Ein unverzichtbares modisches Attribut
Im 18. und 19. Jahrhundert war der Fächer ein unverzichtbares modisches Attribut der europäischen Damenwelt. Er diente der Zufuhr frischer Luft, dem Verbergen des Gesichts, als Telegraph für Botschaften an das andere Geschlecht, aber auch zum Vertreiben der Fliegen. Die heute bekannte Fächerform - der zusammenklappbare Faltfächer - wurde im Mittelalter in Japan erfunden und über Korea nach China verbreitet. Portugiesische Händler brachten ihn im 16. Jahrhundert nach Europa, wo er sich wegen seiner Handlichkeit rasch durchsetzte. Die Erinnerung an den Ursprung in Asien ging aber nicht verloren. Seit dem Beginn der "Chinamode" Ende des 17. Jahrhunderts importierten die ostindischen Handelskompanien und Privatleute Hunderttausende von Fächern, die größtenteils im südchinesischen Gewerbezentrum Kanton speziell für den Export nach Europa hergestellt wurden. Wegen der Vergänglichkeit der Materialien - Elfenbein, Bambus, Lack, Seide und Papier - ist von diesen Importen jedoch nur ein verschwindend geringer Bruchteil erhalten. Wesentlich zahlreicher sind die Nachahmungen aus europäischen Werkstätten, die sich der Chinamode beim Publikum anzupassen suchten.
Konkurrenz und Austausch zwischen Europa und Asien
Produktion und Handel solcher Luxusgüter hatten aber nicht nur eine modische, sondern auch eine spannende wirtschaftspolitische Seite, die die heutigen Diskussionen um Globalisierung und Gebrauchsmusterpiraterie vorwegnahm. Chinesische Fächer waren als Massenprodukte spezialisierter Werkstätten trotz teurer Schiffsfracht und Einfuhrzöllen preiswerter als die europäischen Konkurrenzprodukte. So brachten europäische Kaufleute heimische Fächermodelle nach Kanton und ließen sie dort kostengünstig kopieren. Die europäischen Fächermacher sahen ihre Existenz gefährdet und verlangten zunächst Einfuhrverbote, bis sie dann zu einer Zusammenarbeit fanden: Sie importierten teure chinesische Fächergestelle, um sie selbst weiterzuverarbeiten und in chinesischer Art zu bemalen. Andere wehrten sich mit technischen Innovationen: Sie druckten die Fächerblätter und mussten sie anschließend nur noch kolorieren, was die Preise erheblich senkte. Durch das fortlaufende Kopieren und Anpassen ist es heute nicht leicht, die europäischen Produkte von den chinesischen zu unterscheiden.
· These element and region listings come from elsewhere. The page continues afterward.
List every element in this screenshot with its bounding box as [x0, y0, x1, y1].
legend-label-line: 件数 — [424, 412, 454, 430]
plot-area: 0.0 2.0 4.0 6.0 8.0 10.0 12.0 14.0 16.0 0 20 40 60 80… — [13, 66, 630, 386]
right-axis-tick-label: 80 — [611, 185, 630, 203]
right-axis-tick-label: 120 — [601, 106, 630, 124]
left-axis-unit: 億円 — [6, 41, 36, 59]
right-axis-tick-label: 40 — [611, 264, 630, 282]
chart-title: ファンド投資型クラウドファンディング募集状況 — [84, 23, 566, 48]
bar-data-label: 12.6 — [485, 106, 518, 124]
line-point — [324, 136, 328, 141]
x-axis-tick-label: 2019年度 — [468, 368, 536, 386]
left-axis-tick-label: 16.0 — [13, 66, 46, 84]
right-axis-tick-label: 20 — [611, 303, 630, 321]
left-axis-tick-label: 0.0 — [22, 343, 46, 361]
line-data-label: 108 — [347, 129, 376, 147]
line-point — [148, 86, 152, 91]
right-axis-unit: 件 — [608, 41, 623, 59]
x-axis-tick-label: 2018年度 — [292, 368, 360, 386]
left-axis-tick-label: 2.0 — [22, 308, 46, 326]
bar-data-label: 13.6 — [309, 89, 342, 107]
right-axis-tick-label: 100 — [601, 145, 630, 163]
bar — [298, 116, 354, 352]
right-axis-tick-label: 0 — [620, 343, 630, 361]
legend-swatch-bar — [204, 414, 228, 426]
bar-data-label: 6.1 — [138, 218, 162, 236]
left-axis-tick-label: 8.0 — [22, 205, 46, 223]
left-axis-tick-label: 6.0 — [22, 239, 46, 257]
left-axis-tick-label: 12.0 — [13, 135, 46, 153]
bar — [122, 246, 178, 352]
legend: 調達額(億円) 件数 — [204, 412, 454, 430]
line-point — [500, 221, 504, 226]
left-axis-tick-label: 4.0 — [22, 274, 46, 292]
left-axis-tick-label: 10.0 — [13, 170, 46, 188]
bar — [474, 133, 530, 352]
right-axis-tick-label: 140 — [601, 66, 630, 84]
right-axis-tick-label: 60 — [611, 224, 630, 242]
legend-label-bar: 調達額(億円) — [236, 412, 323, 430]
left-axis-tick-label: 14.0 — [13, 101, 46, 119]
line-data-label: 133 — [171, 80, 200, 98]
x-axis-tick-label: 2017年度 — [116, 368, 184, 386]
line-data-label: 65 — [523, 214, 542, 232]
Die sorgsam ausgewählten Objekte aus bedeutenden deutschen Museums- und Privatsammlungen sind größtenteils noch nie öffentlich gezeigt worden. Sie werfen ein neues Licht auf das bisher noch wenig beachtete Phänomen asiatisch-europäischer Arbeitsteilung.
Die Ausstellung kann während der Öffnungszeiten im regulären Rundgang von Schloss Nymphenburg (täglich 9.00 Uhr bis 18.00 Uhr) besichtigt werden.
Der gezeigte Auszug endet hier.